Maliki could at least pretend the rape of a young Iraqi woman is still an outrage in todays Iraq...
This is what the United States has done, and what we continue to do every day that we remain.

And still we will not leave. We will be there for years to come, and probably for decades, at least on the permanent bases.

Much of the world now considers us to be a barbarian, pariah nation. From the Philippines, through Vietnam, and via many other interventions in Latin America, the Middle East and around the world, there is a monumental amount of evidence to prove the claim. We can appeal all we wish to the "principles" and "freedom" for which we allegedly stand -- but, and here is the point that most Americans refuse even to consider: to the extent those principles were once genuinely admirable, important and good, they are not operative with regard to our conduct abroad. That conduct arises from entirely different motives and concerns, as I am documenting in my Dominion Over the World series.

To continue to believe that we are "the Good Guys" in some unique manner, people must blind themselves to evidence that crashes over us at least several times a day. People must render themselves unforgivably ignorant, and criminally stupid.

I fear that very bad times may soon befall this nation. I also think, with the horrors of Iraq as only the latest chapter in what is now a lengthy book, we will fully deserve all of it. I do not condone any acts of violence perpetrated against innocent human beings -- not when others commit such acts against Americans, or when we commit such acts against others. I vehemently condemn all such acts, without exception.
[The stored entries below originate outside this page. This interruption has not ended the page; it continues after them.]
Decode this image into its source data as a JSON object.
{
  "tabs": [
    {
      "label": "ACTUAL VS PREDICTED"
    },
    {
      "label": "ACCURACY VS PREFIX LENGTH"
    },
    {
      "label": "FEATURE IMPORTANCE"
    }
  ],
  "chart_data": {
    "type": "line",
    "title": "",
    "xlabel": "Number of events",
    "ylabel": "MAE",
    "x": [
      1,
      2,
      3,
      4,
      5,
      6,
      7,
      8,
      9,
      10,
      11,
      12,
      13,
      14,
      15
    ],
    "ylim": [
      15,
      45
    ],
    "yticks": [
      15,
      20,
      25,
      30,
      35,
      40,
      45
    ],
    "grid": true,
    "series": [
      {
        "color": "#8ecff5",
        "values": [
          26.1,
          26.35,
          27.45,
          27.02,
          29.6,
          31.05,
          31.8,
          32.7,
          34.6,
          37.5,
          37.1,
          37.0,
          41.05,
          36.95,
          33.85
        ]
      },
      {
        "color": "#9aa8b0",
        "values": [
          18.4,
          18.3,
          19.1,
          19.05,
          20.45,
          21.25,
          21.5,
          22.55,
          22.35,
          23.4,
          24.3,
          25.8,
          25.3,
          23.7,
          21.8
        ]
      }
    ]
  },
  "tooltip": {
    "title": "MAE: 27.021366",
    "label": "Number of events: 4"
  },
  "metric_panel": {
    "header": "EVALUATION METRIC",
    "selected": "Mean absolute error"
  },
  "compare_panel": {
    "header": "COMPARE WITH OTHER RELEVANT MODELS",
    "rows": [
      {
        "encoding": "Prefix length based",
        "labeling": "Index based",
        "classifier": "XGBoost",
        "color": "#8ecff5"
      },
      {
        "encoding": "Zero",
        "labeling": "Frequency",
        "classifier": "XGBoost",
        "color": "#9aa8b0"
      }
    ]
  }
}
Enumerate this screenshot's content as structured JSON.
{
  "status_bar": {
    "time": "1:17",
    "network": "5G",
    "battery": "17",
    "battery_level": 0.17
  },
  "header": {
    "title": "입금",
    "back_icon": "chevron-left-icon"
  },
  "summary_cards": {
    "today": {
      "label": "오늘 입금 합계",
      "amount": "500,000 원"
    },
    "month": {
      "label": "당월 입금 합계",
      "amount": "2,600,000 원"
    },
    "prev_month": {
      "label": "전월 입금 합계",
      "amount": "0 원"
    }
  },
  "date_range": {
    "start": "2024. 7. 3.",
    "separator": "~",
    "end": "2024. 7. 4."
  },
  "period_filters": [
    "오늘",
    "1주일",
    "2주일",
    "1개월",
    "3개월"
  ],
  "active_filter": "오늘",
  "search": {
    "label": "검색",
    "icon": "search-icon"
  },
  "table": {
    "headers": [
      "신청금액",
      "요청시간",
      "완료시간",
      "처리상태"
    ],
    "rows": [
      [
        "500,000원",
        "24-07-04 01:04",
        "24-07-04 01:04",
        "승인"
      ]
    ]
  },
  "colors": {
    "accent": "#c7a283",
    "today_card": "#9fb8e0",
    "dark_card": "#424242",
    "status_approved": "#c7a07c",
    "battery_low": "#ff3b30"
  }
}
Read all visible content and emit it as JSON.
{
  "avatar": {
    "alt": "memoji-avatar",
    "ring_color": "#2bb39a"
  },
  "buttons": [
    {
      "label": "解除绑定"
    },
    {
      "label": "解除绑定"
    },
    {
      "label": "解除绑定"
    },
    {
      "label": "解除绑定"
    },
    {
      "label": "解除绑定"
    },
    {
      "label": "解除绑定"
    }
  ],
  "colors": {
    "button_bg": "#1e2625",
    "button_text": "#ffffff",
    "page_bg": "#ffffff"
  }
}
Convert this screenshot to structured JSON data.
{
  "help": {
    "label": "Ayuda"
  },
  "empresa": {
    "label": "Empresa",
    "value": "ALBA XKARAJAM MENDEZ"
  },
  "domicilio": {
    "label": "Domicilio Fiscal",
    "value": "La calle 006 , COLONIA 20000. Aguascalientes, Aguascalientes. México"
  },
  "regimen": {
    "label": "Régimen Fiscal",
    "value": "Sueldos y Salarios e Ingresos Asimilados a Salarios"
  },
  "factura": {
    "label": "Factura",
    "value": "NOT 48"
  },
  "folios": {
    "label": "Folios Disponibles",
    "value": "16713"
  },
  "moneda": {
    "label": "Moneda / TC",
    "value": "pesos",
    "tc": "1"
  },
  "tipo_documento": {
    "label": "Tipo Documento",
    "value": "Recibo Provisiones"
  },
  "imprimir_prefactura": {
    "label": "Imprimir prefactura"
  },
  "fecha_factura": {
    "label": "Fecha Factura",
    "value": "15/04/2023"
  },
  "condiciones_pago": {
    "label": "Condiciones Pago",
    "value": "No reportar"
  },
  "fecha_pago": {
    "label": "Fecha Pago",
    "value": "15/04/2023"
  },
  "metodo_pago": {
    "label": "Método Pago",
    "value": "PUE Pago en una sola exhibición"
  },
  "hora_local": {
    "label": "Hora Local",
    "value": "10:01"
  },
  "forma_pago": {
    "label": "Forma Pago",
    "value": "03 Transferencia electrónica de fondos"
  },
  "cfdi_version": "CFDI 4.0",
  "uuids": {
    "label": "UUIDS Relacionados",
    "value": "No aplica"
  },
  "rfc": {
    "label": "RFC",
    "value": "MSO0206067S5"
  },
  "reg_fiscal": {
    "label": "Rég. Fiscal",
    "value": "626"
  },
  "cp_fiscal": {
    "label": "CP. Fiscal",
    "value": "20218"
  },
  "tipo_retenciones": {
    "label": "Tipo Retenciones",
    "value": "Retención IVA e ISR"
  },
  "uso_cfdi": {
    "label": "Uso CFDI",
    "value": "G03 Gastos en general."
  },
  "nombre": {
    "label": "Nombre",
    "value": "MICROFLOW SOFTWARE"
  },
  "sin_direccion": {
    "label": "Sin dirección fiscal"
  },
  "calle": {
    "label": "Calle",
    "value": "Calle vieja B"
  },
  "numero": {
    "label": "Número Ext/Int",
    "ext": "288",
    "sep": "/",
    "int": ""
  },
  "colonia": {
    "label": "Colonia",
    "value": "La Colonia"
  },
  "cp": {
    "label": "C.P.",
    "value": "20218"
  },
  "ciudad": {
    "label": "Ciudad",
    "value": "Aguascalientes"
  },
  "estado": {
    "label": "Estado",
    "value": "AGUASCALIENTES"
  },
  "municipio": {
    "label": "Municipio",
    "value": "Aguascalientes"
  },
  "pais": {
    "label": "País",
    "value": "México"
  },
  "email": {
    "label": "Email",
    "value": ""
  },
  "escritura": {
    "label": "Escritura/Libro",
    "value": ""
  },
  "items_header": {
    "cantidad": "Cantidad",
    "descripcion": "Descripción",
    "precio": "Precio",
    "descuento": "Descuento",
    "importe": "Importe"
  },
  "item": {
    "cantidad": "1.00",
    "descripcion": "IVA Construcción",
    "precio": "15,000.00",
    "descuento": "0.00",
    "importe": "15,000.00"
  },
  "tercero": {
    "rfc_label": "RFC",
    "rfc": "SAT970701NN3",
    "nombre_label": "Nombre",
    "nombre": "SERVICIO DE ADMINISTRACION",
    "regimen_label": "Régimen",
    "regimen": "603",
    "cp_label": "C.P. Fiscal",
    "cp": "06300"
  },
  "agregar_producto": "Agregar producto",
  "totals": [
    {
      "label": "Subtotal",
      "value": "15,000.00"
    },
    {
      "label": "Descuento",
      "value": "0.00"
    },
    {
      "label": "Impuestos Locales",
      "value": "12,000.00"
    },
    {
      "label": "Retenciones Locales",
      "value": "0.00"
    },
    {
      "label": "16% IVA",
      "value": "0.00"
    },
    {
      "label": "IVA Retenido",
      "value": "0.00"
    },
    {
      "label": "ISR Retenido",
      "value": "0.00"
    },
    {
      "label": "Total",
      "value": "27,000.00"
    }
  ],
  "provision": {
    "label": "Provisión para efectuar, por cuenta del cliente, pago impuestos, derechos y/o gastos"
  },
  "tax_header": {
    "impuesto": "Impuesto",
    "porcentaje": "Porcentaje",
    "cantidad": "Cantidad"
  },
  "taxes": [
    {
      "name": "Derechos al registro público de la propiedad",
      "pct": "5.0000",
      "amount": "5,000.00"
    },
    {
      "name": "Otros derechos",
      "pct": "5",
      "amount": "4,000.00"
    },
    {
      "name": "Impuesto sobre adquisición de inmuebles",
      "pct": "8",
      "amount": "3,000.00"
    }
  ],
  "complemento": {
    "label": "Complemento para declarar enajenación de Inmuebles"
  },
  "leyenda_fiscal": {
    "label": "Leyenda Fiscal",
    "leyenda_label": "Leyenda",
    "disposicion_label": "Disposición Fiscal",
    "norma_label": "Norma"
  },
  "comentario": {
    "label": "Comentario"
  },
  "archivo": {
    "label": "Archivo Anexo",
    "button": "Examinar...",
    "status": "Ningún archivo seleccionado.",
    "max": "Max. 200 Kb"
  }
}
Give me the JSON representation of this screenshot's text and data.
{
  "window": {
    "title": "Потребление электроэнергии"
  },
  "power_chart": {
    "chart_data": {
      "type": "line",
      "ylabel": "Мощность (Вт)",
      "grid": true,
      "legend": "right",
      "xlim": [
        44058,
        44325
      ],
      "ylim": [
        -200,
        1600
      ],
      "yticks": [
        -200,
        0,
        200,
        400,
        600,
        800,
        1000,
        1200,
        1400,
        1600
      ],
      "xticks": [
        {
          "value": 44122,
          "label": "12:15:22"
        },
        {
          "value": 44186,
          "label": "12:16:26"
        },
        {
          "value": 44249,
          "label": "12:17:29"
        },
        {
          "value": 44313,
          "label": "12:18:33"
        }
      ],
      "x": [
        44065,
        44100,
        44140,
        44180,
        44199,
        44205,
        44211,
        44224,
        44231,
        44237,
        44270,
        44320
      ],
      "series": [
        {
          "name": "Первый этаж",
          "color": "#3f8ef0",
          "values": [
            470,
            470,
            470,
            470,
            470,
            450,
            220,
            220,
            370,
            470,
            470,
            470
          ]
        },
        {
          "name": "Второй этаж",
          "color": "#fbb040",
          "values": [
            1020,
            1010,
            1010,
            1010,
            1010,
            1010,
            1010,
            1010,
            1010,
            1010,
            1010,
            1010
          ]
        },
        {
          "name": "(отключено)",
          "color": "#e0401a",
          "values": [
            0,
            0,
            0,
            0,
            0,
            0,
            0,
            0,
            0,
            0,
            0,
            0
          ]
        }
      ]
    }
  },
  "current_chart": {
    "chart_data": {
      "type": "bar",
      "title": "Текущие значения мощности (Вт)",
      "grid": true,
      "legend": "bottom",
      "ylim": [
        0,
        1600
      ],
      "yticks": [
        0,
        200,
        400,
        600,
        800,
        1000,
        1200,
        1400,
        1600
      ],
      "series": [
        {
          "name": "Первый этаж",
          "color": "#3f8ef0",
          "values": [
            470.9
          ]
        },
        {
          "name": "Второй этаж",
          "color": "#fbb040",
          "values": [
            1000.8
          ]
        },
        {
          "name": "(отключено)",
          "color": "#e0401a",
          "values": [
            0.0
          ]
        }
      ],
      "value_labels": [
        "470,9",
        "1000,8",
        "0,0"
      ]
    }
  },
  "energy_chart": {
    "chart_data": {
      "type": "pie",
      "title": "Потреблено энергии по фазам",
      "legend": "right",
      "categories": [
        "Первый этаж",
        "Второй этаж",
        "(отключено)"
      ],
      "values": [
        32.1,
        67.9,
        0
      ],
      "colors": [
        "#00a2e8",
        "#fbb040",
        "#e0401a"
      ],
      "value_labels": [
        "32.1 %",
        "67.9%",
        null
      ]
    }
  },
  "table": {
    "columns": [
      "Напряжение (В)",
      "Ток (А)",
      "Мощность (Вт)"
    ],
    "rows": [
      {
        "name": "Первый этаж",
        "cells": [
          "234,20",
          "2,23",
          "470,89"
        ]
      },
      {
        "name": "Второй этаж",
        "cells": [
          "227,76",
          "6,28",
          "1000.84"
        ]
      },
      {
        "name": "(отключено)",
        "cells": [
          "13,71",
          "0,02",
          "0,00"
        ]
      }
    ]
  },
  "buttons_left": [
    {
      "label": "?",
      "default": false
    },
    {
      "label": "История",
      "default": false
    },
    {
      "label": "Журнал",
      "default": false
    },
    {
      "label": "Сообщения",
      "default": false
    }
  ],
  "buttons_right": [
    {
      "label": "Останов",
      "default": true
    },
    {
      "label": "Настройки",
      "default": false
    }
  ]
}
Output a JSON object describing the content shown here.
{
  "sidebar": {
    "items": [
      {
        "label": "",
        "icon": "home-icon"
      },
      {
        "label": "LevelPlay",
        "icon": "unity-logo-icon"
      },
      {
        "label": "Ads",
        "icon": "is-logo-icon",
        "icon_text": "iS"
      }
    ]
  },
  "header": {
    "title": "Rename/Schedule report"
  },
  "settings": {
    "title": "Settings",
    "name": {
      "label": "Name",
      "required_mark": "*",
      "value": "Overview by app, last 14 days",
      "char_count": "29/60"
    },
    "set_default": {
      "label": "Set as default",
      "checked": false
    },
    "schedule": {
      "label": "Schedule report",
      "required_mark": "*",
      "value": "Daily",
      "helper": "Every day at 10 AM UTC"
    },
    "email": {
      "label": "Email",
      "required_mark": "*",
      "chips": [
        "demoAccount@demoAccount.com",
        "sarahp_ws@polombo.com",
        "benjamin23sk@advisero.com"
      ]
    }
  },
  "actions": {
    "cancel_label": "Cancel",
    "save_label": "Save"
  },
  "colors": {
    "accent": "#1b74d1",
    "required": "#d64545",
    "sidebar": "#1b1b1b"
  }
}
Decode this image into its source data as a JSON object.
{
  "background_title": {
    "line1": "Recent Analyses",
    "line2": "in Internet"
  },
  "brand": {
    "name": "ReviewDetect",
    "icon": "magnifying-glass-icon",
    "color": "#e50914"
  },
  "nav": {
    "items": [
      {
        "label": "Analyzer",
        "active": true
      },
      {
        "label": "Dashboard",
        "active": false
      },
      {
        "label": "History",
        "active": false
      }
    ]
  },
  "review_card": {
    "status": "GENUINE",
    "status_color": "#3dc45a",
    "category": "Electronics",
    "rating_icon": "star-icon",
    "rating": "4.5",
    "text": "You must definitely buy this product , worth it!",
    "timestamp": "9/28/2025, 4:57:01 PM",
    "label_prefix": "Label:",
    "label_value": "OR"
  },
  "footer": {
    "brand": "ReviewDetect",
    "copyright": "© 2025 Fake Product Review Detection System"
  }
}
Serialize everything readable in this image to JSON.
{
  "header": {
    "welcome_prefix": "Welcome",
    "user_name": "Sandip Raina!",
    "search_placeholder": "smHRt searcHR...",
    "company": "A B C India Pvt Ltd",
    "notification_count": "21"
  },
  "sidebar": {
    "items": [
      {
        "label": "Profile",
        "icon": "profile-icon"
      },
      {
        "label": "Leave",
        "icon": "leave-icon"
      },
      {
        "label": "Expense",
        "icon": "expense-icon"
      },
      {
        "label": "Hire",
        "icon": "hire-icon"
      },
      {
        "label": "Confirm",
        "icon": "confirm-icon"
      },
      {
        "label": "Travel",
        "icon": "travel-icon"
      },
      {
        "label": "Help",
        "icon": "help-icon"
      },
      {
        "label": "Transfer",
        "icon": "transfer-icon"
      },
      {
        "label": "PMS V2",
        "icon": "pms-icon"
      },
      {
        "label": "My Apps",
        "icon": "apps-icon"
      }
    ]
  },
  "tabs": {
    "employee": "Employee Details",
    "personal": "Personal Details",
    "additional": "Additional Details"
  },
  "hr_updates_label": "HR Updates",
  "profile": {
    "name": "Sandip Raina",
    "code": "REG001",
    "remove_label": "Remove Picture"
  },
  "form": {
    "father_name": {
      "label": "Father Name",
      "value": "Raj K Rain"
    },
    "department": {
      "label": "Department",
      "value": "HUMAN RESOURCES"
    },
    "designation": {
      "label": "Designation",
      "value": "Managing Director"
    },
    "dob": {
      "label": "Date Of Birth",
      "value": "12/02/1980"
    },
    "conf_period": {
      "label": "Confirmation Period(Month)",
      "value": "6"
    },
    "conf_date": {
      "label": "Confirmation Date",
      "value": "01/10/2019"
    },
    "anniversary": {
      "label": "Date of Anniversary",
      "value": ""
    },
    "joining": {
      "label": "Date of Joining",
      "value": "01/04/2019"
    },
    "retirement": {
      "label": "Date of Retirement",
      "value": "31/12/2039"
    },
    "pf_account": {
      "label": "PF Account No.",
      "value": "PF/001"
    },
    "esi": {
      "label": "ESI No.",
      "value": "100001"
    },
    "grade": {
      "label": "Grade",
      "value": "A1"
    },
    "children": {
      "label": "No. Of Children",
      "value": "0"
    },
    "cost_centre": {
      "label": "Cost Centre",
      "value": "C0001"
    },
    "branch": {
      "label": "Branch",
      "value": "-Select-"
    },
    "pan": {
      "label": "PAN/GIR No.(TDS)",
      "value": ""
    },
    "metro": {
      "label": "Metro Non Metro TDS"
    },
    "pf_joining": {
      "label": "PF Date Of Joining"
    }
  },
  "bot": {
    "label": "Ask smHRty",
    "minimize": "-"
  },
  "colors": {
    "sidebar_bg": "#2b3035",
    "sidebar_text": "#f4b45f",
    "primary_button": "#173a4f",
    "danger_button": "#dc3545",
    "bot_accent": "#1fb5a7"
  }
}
But in a very general sense and with regard to the United States as a nation (by which, I primarily refer to its government and its military), keeping in mind this latest incident reported by River together with the innumerable similar acts we've committed over the last century and longer (and I again draw your attention to the atrocities U.S. troops committed in Vietnam, detailed in the second half of that essay and which the hawks deny to this day), in reply to the questions that seek to intimidate and shut up all those who criticize our actions -- "Are you saying that we deserve it? Are you saying that it's our fault?" -- I would have to answer: Yes, we do deserve it. Yes, it is our fault.

We have not left the rest of the world alone for over a hundred years. We have invaded, exploited, robbed, raped, murdered and destroyed on an immense scale. What sort of reasoning affirmatively approves our actions, and simultaneously condemns what others might do in response? It is not any sort of reasoning that I view as legitimate or coherent, or remotely honest. We might argue, as I would and do, that justice must always be particularized and individual, and that we do not punish anyone who has not himself committed wrongful acts. But in the realm of foreign affairs, the United States has rarely acted in this manner. It is rather too late to insist that others treat us with carefully calibrated justice, when we have so completely and repeatedly failed to accord the same right to them.

We can only hope that those we have mistreated in so barbaric and inhumane a manner are much more merciful than we have been. If I were you, and for the foreseeable future, I wouldn't count on it.